The writing is exemplary and showcases Jordan’s love for Maria against his attraction for the formidable Pilar. The Spaniards are shown to be terse folk, a little worried about the ramifications of the bridge and being hunted to death in the hills, but on the whole behind the task of flushing out the brutal Fascists. The Fascists are portrayed using the usual literary devices of overhead planes and armoured tanks to convey far-off omnipotence. The Republicans are shown to be equally brutal in some cases, especially in the recounting of the death-flails in the plaza above the river. Hemingway succeeds in shining a ray of light on one slender facet of the war, in illuminating the lives and characters of a few people in a confused and angry time. You can’t help but feel for Maria and for Robert Jordan, especially when the song of hate keens within him.
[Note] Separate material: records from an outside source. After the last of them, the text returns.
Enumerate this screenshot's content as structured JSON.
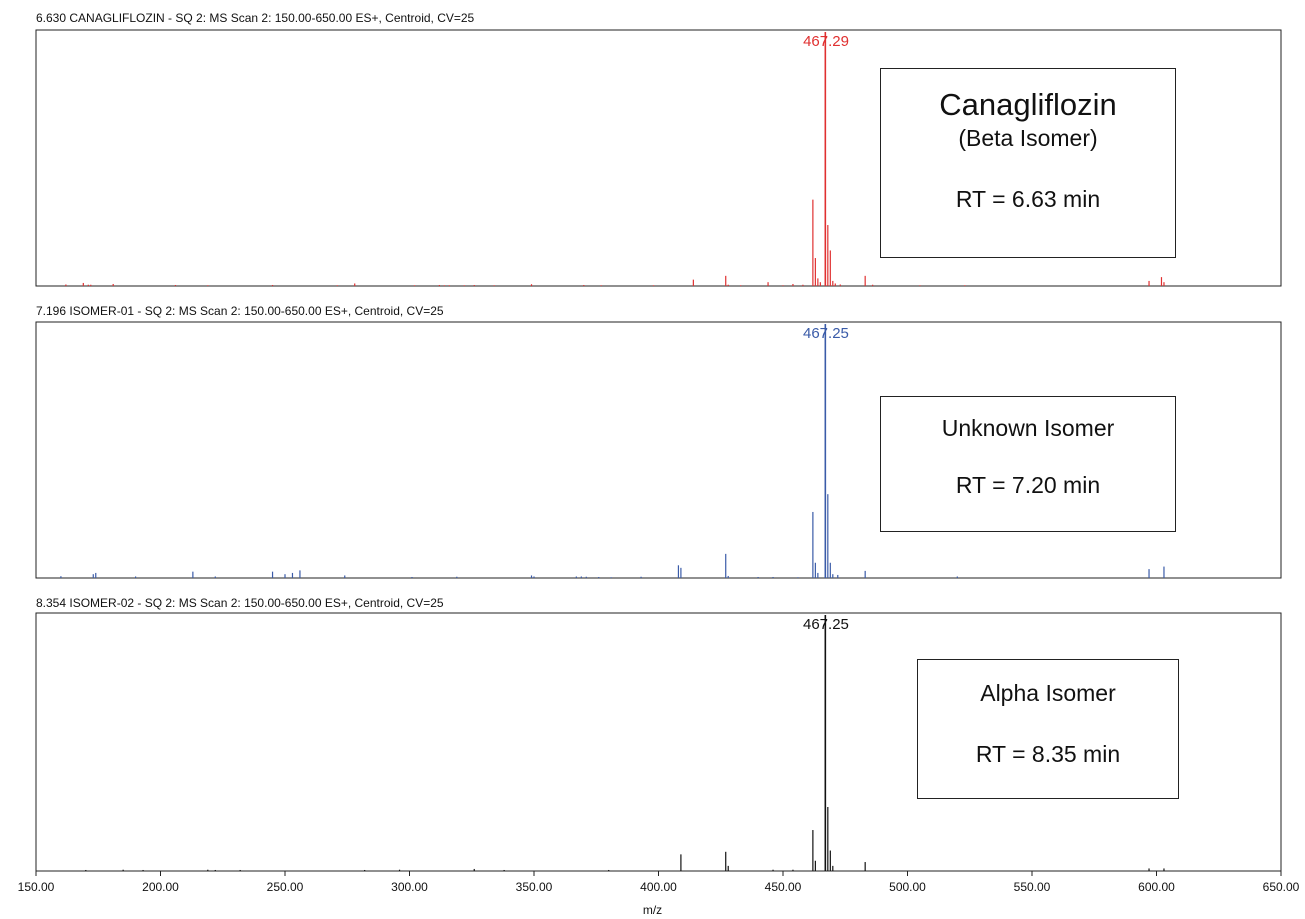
{
  "chart_data": [
    {
      "type": "bar",
      "title": "6.630 CANAGLIFLOZIN - SQ 2: MS Scan 2: 150.00-650.00 ES+, Centroid, CV=25",
      "color": "#e03030",
      "xlim": [
        150,
        650
      ],
      "ylim": [
        0,
        100
      ],
      "peak_label": "467.29",
      "peak_label_x": 467.29,
      "annotation": [
        "Canagliflozin",
        "(Beta Isomer)",
        "",
        "RT = 6.63 min"
      ],
      "x": [
        162,
        169,
        171,
        172,
        181,
        206,
        219,
        245,
        271,
        278,
        302,
        312,
        314,
        316,
        322,
        326,
        334,
        349,
        370,
        377,
        398,
        414,
        427,
        428,
        433,
        444,
        450,
        454,
        458,
        462,
        463,
        464,
        465,
        467,
        468,
        469,
        470,
        471,
        473,
        483,
        486,
        505,
        523,
        597,
        602,
        603
      ],
      "y": [
        0.6,
        1.2,
        0.5,
        0.5,
        0.8,
        0.4,
        0.3,
        0.4,
        0.3,
        1.0,
        0.3,
        0.4,
        0.3,
        0.3,
        0.3,
        0.4,
        0.3,
        0.7,
        0.4,
        0.3,
        0.3,
        2.5,
        4.0,
        0.5,
        0.3,
        1.5,
        0.3,
        0.8,
        0.5,
        34.0,
        11.0,
        3.0,
        1.5,
        100.0,
        24.0,
        14.0,
        2.0,
        1.0,
        0.6,
        4.0,
        0.5,
        0.3,
        0.3,
        2.0,
        3.5,
        1.5
      ]
    },
    {
      "type": "bar",
      "title": "7.196 ISOMER-01 - SQ 2: MS Scan 2: 150.00-650.00 ES+, Centroid, CV=25",
      "color": "#3a5ba8",
      "xlim": [
        150,
        650
      ],
      "ylim": [
        0,
        100
      ],
      "peak_label": "467.25",
      "peak_label_x": 467.25,
      "annotation": [
        "Unknown Isomer",
        "",
        "RT = 7.20 min"
      ],
      "x": [
        160,
        173,
        174,
        190,
        213,
        222,
        245,
        250,
        253,
        256,
        274,
        301,
        319,
        349,
        350,
        367,
        369,
        371,
        376,
        381,
        393,
        408,
        409,
        427,
        428,
        440,
        446,
        456,
        462,
        463,
        464,
        467,
        468,
        469,
        470,
        472,
        483,
        520,
        597,
        603
      ],
      "y": [
        0.7,
        1.5,
        2.0,
        0.6,
        2.5,
        0.6,
        2.5,
        1.5,
        2.0,
        3.0,
        1.0,
        0.4,
        0.5,
        1.0,
        0.6,
        0.6,
        0.6,
        0.5,
        0.4,
        0.3,
        0.5,
        5.0,
        4.0,
        9.5,
        0.8,
        0.4,
        0.4,
        0.3,
        26.0,
        6.0,
        2.0,
        100.0,
        33.0,
        6.0,
        1.5,
        1.2,
        2.8,
        0.6,
        3.5,
        4.5
      ]
    },
    {
      "type": "bar",
      "title": "8.354 ISOMER-02 - SQ 2: MS Scan 2: 150.00-650.00 ES+, Centroid, CV=25",
      "color": "#111111",
      "xlim": [
        150,
        650
      ],
      "ylim": [
        0,
        100
      ],
      "peak_label": "467.25",
      "peak_label_x": 467.25,
      "annotation": [
        "Alpha Isomer",
        "",
        "RT = 8.35 min"
      ],
      "x": [
        170,
        185,
        193,
        219,
        222,
        232,
        282,
        296,
        326,
        338,
        380,
        409,
        427,
        428,
        446,
        454,
        462,
        463,
        467,
        468,
        469,
        470,
        483,
        597,
        603
      ],
      "y": [
        0.4,
        0.5,
        0.4,
        0.5,
        0.4,
        0.4,
        0.4,
        0.5,
        0.8,
        0.4,
        0.4,
        6.5,
        7.5,
        2.0,
        0.5,
        0.5,
        16.0,
        4.0,
        100.0,
        25.0,
        8.0,
        2.0,
        3.5,
        1.0,
        1.0
      ]
    }
  ],
  "x_axis": {
    "label": "m/z",
    "ticks": [
      "150.00",
      "200.00",
      "250.00",
      "300.00",
      "350.00",
      "400.00",
      "450.00",
      "500.00",
      "550.00",
      "600.00",
      "650.00"
    ]
  }
}
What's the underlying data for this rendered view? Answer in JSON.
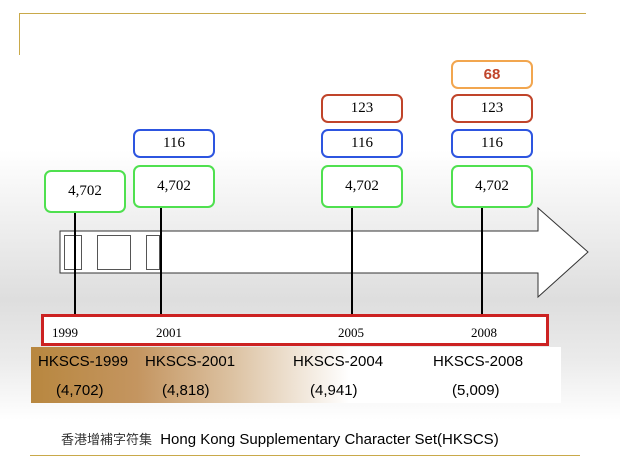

Not reading this book is simply not an option.
With that ringing endorsement, I leave you with the poem the book got its title from.
No man is an Iland, intire of it selfe; every man is a peece of the Continent, a part of the maine; if a Clod bee washed away by the Sea, Europe is the lesse, as well as if a Promontorie were, as well as if a Mannor of thy friends or of thine owne were; any mans death diminishes me, because I am involved in Mankinde; And therefore never send to know for whom the bell tolls; It tolls for thee.